Вместо ответа для убедительности Билли чихнул дважды и потёр и так покрасневшие глаза, а Сьюзан коснулась тыльной стороной ладони до его лба и ахнула от исходящего жара.
— Попал вчера под дождь.
Сьюзан была невротичной, озабоченной домашними делами, пыталась разбросанную груду камней, перемешанную с мусором, собрать в приличную семью, а перед сном тайком стреляла у Билли сигарету — сама купить их она была не в состоянии, страх ошейником болтался на ее шее, а Нил проверял магазинные чеки, сверяя их со списком покупок, вместо того, чтобы газету почитать. Ещё Сьюзан была наивной и доверчивой — это всё, что Билли о ней знал, друг с другом они разговаривали редко и по делу, даже когда сидели на ступенях у задней двери, а Билли подносил горящую зажигалку к фитилю, давая прикурить. Она всегда упиралась взглядом вдаль соседних домов, куталась в старый выцветший от множества стирок халат и, докурив, тушила сигарету о землю, забирала окурок с собой и на носочках возвращалась в дом, оставляя Билли в одиночестве.
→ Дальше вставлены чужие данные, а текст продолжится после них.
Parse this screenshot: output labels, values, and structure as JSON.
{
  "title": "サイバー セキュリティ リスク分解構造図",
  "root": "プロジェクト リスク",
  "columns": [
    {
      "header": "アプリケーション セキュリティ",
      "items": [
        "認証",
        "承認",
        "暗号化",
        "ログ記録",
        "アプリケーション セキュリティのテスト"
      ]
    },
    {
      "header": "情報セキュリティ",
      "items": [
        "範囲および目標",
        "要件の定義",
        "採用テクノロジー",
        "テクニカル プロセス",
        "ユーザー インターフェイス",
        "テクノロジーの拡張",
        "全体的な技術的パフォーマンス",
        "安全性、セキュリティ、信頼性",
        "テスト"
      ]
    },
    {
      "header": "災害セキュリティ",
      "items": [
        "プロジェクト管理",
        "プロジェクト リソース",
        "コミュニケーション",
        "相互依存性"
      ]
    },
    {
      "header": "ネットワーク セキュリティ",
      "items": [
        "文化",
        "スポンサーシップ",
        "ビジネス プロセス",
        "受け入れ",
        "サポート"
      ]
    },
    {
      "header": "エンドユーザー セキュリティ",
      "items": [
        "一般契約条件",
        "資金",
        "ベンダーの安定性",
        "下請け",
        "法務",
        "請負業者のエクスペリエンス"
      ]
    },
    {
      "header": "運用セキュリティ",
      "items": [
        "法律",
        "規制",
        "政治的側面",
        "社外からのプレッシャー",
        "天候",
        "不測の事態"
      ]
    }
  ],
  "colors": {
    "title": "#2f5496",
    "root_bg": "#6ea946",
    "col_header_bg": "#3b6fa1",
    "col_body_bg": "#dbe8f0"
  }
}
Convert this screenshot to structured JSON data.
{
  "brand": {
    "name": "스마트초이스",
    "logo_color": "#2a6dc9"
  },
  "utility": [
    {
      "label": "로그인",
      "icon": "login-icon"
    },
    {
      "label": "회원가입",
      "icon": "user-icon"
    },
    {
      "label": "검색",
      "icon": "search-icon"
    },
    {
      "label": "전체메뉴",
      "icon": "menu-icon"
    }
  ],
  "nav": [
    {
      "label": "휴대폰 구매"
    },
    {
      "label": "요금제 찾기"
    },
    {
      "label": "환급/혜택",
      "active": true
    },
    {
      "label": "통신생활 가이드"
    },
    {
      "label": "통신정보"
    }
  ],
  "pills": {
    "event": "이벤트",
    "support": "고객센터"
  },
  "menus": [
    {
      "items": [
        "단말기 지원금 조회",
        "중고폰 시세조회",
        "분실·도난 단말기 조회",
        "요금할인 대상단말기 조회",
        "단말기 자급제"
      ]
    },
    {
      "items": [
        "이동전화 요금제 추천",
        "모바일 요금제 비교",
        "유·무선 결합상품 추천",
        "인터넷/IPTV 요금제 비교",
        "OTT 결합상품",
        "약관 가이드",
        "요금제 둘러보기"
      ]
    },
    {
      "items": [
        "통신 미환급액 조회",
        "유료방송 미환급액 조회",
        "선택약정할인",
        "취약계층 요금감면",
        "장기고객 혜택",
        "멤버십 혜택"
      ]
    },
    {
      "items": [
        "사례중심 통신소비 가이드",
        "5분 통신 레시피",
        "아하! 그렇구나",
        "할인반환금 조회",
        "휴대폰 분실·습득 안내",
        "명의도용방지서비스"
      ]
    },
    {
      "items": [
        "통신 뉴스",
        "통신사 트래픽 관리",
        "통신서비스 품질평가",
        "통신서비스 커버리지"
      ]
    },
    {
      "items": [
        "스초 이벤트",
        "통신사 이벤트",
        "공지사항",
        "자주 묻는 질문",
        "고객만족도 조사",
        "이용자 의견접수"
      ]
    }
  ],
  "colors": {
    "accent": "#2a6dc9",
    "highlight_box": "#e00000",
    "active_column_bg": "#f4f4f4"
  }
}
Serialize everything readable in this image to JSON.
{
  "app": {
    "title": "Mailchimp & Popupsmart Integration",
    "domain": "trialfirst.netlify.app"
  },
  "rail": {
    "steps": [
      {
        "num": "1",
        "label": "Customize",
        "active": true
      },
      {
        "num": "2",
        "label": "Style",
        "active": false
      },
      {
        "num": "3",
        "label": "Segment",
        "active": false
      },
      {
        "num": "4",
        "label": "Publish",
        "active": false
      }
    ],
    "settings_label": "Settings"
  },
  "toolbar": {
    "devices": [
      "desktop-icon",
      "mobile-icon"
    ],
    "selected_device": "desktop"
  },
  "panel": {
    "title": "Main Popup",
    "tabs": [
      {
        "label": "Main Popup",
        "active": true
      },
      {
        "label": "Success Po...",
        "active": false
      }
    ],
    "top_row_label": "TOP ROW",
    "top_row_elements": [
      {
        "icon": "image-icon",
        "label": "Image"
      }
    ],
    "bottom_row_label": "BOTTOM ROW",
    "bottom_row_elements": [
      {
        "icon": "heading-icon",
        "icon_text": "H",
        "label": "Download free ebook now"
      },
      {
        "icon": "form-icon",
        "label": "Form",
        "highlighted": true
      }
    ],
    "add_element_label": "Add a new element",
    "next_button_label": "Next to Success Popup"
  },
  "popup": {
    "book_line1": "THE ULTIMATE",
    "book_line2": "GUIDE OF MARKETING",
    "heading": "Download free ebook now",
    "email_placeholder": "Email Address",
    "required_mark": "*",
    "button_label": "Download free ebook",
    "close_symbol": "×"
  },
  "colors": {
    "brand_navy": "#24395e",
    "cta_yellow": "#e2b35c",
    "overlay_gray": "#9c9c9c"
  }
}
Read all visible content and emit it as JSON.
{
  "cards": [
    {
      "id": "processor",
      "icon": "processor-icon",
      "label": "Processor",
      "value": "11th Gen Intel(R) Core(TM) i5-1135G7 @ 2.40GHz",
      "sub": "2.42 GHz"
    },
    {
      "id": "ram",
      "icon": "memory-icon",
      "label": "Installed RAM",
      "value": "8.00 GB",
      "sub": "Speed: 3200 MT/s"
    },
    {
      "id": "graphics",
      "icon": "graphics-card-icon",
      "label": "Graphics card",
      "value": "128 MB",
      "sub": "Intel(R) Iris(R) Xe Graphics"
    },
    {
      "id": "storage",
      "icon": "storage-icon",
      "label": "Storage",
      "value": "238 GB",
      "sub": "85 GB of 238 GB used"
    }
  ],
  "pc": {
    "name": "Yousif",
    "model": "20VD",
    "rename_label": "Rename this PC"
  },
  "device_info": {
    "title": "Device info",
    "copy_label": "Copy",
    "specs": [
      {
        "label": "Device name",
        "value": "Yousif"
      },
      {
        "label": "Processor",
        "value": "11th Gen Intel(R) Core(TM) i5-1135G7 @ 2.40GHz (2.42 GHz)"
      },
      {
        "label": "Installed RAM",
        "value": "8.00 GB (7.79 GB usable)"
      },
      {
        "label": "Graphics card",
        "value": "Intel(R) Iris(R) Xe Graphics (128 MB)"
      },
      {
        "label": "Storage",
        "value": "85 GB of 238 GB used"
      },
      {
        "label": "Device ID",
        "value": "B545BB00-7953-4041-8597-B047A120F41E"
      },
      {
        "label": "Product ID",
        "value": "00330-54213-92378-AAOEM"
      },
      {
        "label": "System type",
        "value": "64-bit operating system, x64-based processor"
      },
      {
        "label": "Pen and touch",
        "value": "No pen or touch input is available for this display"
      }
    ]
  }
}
Билли вновь чихнул, но уже по-настоящему, от закрутившейся в воздухе пыли, когда Сьюзан вытащила из сумки маленький кошелёк, заполненный таблетками, и поставила перед Билли стакан с водой, принявшись искать номер офиса школьной администрации в своём блокноте. Билли останавливать ее не собирался. В любой другой день разыгрывать трагикомедию он бы не стал. Высадив Макс у подъезда к средней школе, развернулся и другой, найденной с месяц назад дорогой проехал бы три квартала, оставив машину на стоянке магазина, и вернулся бы домой через окно. Отточенные действия ставшие рутиной. Но сегодня, Не явись он на уроки и следующее за ними наказание без веской на то причины, влетело бы и Чарли тоже, а подставлять ее желание не просыпалось. И это тоже являлось причиной его пряток. Он в лёгкую смог раздавить ползущего в мозгу таракана совести, пищащего о неправильности разыгрываемого перед Сьюзан спектакля, но точно такого же по отношению к Чарли прибить он не был в силах. Ебаная Чарли. Ебаный поцелуй.
Это прикосновение губ к щеке язык не поворачивается поцелуем обозвать. Язык не поворачивается, а мысли к нему сводятся, как и вся жизнь Билли в последние дни свелась к Чарли, пропиталась ею, разукрасилась в цвет ее колготок и блятского розового. Почему она не могла выбрать хотя бы фиолетовый? Билли нравился фиолетовый и тогда ему бы не пришлось разрывать себя на гнев и стыд, добираясь в тот день домой, остался бы только гнев. Чарли, кстати, вчера была в фиолетовом свитере.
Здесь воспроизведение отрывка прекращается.